Monish Keswani | Conv → BatchNorm → ReLU: Why This Order is Standard in CNNs

When designing convolutional neural networks (CNNs), a very common pattern appears repeatedly:

Conv → BatchNorm → ReLU

At first glance this ordering might seem arbitrary, but it is actually grounded in both mathematical reasoning and empirical results from modern deep learning architectures such as ResNet and DenseNet.

This blog explains why this ordering works well and why alternative orderings are usually avoided.

1. The Typical CNN Block

A common CNN building block looks like this:

Input
  ↓
Convolution
  ↓
Batch Normalization
  ↓
ReLU Activation
  ↓
Output

In PyTorch this is usually implemented as:

nn.Sequential(
    nn.Conv2d(...),
    nn.BatchNorm2d(...),
    nn.ReLU(inplace=True)
)

To understand why this order is used, we need to examine what each component does.

2. What the Convolution Layer Produces

A convolution layer performs a linear transformation of the input.

Mathematically:

\[y = Wx + b\]

Where:

\(x\) = input feature map
\(W\) = convolution kernel
\(b\) = bias
\(y\) = linear output

This output contains both positive and negative values.

3. Role of Batch Normalization

Batch Normalization (BN) normalizes the activations using batch statistics:

\[\hat{y} = \frac{y - \mu}{\sigma}\]

Where:

\(\mu\) = batch mean
\(\sigma\) = batch standard deviation

Then BN applies learnable parameters:

\[z = \gamma \hat{y} + \beta\]

This step:

stabilizes the distribution of activations
improves gradient flow
allows larger learning rates
speeds up convergence

Importantly, BN expects inputs with both positive and negative values, which is exactly what the convolution produces.

4. Role of ReLU

ReLU (Rectified Linear Unit) introduces non-linearity:

\[ReLU(x) = \max(0, x)\]

This means:

negative values → 0
positive values → unchanged

ReLU enables neural networks to learn non-linear functions, which is essential for deep learning.

5. Why the Order Conv → BN → ReLU Works Well

5.1 BN Normalizes Linear Activations

Since convolution produces a linear output, BN can properly normalize its distribution.

This keeps activations centered around zero with controlled variance.

5.2 ReLU Receives Well-Conditioned Inputs

If the input to ReLU is zero-centered, roughly half the values will be positive.

This leads to:

better neuron utilization
healthier gradient flow
fewer dead neurons

5.3 Training Stability

This ordering:

Conv → BN → ReLU

helps prevent:

exploding gradients
unstable activation distributions
slow convergence

As a result, most modern architectures use this sequence.

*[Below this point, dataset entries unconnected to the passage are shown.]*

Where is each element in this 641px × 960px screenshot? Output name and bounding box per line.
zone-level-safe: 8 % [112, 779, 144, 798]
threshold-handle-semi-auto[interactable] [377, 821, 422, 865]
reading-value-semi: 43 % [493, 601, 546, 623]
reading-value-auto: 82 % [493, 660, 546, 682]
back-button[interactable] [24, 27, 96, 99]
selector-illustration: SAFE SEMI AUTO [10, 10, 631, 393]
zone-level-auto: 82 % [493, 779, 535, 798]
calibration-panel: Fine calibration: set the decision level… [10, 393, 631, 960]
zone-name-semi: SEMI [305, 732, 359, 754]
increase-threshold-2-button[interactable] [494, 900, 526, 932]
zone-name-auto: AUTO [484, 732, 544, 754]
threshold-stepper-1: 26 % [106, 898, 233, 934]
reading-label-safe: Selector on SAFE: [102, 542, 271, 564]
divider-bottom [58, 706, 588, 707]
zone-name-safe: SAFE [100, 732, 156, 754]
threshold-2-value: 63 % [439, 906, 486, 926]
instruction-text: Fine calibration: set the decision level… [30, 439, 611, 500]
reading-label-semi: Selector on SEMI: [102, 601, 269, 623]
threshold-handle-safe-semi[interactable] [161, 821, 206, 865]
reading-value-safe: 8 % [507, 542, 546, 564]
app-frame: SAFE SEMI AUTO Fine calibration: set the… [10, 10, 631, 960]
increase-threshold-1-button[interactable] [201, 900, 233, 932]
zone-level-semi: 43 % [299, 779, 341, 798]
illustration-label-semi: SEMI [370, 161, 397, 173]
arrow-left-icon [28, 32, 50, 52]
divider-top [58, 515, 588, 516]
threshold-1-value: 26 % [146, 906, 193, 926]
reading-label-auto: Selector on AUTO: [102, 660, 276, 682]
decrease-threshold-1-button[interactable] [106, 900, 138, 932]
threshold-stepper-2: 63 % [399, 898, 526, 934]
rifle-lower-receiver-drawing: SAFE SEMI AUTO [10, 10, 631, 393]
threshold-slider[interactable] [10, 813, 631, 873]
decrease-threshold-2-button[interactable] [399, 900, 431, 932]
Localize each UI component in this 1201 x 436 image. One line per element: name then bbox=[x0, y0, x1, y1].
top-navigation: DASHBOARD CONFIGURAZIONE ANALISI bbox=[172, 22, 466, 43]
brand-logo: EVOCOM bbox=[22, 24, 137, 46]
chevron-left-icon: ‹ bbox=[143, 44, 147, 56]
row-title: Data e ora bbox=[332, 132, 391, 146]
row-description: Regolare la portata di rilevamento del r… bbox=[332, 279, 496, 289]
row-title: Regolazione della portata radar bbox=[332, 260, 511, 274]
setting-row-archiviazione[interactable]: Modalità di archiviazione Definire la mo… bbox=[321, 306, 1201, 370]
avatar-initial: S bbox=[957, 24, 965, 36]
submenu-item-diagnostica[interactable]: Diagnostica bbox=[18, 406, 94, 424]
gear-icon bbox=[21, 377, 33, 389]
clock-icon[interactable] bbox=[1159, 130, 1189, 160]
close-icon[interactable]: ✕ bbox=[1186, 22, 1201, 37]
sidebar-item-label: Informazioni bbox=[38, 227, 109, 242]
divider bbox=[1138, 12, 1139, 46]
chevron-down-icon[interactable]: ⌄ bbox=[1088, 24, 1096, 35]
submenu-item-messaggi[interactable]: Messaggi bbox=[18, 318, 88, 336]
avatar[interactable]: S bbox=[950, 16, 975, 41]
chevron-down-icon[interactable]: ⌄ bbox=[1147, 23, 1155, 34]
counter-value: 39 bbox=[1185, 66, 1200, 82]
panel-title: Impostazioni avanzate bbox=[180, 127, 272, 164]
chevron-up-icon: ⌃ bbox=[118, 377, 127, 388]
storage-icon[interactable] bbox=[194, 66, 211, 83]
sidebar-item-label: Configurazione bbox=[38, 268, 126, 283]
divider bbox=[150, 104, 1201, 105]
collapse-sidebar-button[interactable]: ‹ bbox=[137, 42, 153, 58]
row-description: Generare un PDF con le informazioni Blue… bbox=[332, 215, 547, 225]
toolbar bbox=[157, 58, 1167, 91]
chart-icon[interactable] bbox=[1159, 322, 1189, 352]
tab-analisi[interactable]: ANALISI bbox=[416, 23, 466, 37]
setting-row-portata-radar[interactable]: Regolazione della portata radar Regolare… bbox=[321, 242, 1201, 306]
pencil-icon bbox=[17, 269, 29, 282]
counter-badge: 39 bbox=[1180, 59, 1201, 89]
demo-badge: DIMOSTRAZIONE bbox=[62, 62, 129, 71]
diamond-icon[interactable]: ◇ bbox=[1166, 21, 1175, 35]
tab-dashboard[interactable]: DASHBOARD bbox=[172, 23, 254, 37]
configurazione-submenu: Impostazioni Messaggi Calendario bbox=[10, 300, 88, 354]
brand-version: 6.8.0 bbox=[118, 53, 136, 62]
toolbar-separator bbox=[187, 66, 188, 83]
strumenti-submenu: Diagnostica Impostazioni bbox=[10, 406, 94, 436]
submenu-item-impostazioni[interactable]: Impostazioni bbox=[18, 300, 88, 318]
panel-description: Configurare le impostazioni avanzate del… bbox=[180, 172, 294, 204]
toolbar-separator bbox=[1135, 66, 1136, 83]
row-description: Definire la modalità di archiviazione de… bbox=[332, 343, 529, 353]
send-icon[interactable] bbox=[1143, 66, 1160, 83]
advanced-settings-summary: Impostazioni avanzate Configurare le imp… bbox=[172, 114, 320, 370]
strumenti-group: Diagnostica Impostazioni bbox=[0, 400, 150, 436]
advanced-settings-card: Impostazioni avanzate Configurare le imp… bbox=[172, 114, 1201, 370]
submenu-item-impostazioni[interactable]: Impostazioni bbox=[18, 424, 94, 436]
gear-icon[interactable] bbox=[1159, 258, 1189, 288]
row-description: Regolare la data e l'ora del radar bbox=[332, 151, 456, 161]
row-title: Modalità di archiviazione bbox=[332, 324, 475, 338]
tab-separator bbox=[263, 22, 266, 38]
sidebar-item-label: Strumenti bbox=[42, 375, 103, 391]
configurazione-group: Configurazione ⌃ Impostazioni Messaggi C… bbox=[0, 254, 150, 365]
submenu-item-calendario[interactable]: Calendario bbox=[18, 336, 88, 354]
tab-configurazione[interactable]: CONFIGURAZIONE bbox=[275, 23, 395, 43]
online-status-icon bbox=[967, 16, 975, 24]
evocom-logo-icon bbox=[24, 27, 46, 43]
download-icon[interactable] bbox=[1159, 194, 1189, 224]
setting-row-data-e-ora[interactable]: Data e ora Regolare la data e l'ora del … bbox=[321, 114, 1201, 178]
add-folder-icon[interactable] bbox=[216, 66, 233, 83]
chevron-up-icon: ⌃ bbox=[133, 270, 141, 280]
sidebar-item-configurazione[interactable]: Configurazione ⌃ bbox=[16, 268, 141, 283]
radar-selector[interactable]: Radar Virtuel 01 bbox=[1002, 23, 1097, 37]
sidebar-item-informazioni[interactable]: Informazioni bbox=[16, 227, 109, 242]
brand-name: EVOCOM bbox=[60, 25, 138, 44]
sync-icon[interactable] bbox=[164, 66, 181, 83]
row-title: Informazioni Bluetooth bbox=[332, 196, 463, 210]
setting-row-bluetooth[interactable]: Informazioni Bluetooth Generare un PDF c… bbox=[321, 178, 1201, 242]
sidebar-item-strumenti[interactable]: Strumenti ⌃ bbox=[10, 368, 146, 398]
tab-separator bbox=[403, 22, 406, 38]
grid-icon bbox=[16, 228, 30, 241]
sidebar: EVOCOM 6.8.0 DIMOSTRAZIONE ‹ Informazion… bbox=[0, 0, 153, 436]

6. What Happens if We Use Conv → ReLU → BN?

Consider the alternative:

Conv → ReLU → BatchNorm

This creates several problems.

Problem 1: ReLU Destroys Information

After ReLU:

all negative values = 0

The distribution becomes heavily skewed.

Problem 2: BN Sees Distorted Statistics

BatchNorm now receives inputs that are:

mostly positive
highly sparse
non-symmetric

This makes normalization less meaningful.

Problem 3: Empirical Performance

In practice, models using:

Conv → ReLU → BN

tend to train less reliably.

7. Special Case: Pre-activation ResNet

A variant of ResNet introduced a different ordering:

BN → ReLU → Conv

Full block:

x → BN → ReLU → Conv → BN → ReLU → Conv → +

This “pre-activation” design improves:

gradient flow
training stability in very deep networks

However, this is a special architecture design, not the general CNN block.

8. Summary

The most widely used CNN ordering is:

Conv → BatchNorm → ReLU

because:

Convolution produces linear activations.
BatchNorm normalizes them properly.
ReLU then applies non-linearity to well-conditioned inputs.

Alternative orderings generally reduce the effectiveness of BatchNorm.

Final Rule of Thumb

For most CNN architectures:

Conv → BatchNorm → ReLU

This ordering provides stable training, good gradient flow, and strong empirical performance.